By AMITA KANEKAR
This last week was an exciting and much-awaited one for me, beginning as it did with Francis de Tuem’s new tiatr Question Mark and ending with Nagraj Manjule’s new film Sairat. Both productions were brilliant in their own way, and both reminded me of the elections on the Goan horizon.
Question Mark is a must-watch, raising important questions about political corruption and hypocrisy in the current context of Goa. It combines this political agenda with ambitious technique, using not just the usual media of drama, song and music, but also powerpoint presentation, motion picture, and old news videos.
One of the old news videos is of Defence Minister Manohar Parrikar as opposition leader, giving a fiery speech against the casinos; his government’s u-turn on this issue looks even worse when placed next to the bombast. Other questions raised were about the creation of the powerful Investment Promotion Board (IPB) apparently to fast-track questionable projects, the attacks on grants for English medium schools, the changed landuse in the Regional Plans which have allowed exploitation of forestland, the pushing through of DefExpo, and the strange death of Fr. Bismarque Dias. At one point, there is even a suggestion that that the army take on the job of dealing with corrupt politicians.
One hopes of course that the last suggestion is not serious, since the army’s record in places like Kashmir is far worse than anything we have experienced in Goa. In fact, public control over politicians is better than the rest of the ruling establishment – army, police, top bureaucrats and judiciary – who are not accountable even once in five years.
At first sight, Sairat couldn’t be more different from the political discussion of Question Mark. The film was said to be a love story, but it turned out to be THE love story of South Asia. Not surprisingly, it is a disturbing, or even harrowing, film, for South Asia is not a place that likes love. This is a place where it is easy to get rusticated, evicted, thrashed, jailed, and killed, sometimes with your family, just for being in love. The film shows how the main roadblock for love is caste, with a savarna landlord family stopping at nothing to end their daughter’s relationship with a Dalit. Even the friends and family members of the boy are not spared, being thrashed, driven out of the village, and socially boycotted, and not just by the savarnas but also their own caste folk.
Both the productions see women as central to change. In the tiatr, it is women, as activists, journalists, lawyers or ordinary villagers, who take the lead in challenging the politicians. A noted achievement in Sairat is the character of Archana, a rich upper caste girl who challenges patriarchal norms by riding a motorbike and physically taking on her father’s thugs as well as the police, to save her lover. But she does all this from her dominant caste position, and suffers when she loses this position by eloping with him.
The other common thread is the politician as problem. Sairat’s politician is the representative of not just big money, corruption and goons, as in Question Mark, but also Brahmanism, landlordism, and patriarchy. Like in Question Mark, his patronage of local sports clubs and festivals gains him votes, but none of his voters can dream of questioning him between elections.
And this is where questions about Goa’s next elections rise.
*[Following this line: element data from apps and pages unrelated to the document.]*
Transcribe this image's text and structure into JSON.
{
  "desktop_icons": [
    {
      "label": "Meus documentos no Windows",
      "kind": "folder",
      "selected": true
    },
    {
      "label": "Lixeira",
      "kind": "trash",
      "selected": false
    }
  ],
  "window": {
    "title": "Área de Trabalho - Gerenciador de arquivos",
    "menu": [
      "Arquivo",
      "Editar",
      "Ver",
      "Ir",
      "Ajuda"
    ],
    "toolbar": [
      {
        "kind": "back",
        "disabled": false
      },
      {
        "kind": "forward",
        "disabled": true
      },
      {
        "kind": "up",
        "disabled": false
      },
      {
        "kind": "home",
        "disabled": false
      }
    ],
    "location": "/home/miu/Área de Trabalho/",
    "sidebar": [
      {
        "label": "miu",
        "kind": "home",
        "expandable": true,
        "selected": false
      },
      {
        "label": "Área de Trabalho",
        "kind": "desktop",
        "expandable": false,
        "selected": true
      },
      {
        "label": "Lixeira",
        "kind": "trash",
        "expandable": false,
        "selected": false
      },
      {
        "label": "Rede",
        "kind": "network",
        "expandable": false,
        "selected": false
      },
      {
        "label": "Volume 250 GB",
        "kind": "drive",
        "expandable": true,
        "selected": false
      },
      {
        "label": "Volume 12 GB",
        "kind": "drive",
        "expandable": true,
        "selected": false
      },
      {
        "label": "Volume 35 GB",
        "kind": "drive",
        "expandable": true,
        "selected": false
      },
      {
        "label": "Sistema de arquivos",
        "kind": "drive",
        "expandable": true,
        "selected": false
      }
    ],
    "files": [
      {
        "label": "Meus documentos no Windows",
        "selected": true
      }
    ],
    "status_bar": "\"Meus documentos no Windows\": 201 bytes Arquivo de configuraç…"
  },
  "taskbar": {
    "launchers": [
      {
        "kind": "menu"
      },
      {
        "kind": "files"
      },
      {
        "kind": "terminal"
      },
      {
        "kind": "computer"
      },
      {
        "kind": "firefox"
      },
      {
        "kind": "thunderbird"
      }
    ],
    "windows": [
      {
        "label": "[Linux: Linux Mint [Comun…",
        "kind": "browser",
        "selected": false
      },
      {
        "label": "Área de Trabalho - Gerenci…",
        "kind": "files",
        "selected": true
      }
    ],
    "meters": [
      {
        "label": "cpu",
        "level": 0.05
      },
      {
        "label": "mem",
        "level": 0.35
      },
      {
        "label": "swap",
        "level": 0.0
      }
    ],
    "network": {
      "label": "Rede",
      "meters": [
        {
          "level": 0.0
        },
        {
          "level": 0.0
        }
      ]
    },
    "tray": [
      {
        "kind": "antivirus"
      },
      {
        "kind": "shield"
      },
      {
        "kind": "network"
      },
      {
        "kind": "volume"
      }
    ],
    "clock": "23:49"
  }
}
As Francis de Tuem declares, the BJP must go. But to be replaced by what? The Congress again, which laid the basis for the BJP in the first place? Or the smaller parties, who all talk of stopping the land-swallowing projects and corruption initiated by the big two, but rarely about the rampant social exclusion in Goa, be it caste discrimination in jobs, the promotion of Brahmanism via language et al, or the minoritising of non-Hindus. In fact, the anti-corruption movement looks likely to add to this exclusion unless it first opposes the way the poor are illegalised by this society and thus forced into corruption.
Perhaps, given the limited choices, what we should aim for is simply a weak government. This may sound strange, given the way the media sells the benefits of strong and stable government. But what this means is often the power to ignore criticism and overrule normal procedures, as in the creation of the all-powerful IPB, or the ignoring of Supreme Court directives against illegal mining, or the pushing through of unpopular projects backed by local elites and national/international capital. A weak government, i.e. a minority or coalition government, would serve better, with more assembly discussions and cabinet meetings, rather than dictatorial orders, and where everybody might be too concerned about their survival to do much damage.
Kanshi Ram, the founder of the Bahujan Samaj Party, had declared his opposition to stable government a long time ago (India Today, 1993); given the caste and class background of most politicians, he said, political stability and strong governments only strengthened the dominant sections of society. This sentiment is echoed by Ambedkarite activists in Goa today; their struggles to improve the living conditions of Dalit communities in Pernem have found most politicians allied with the dominant castes to oppose change. A strong government, they say, just strengthens the status quo.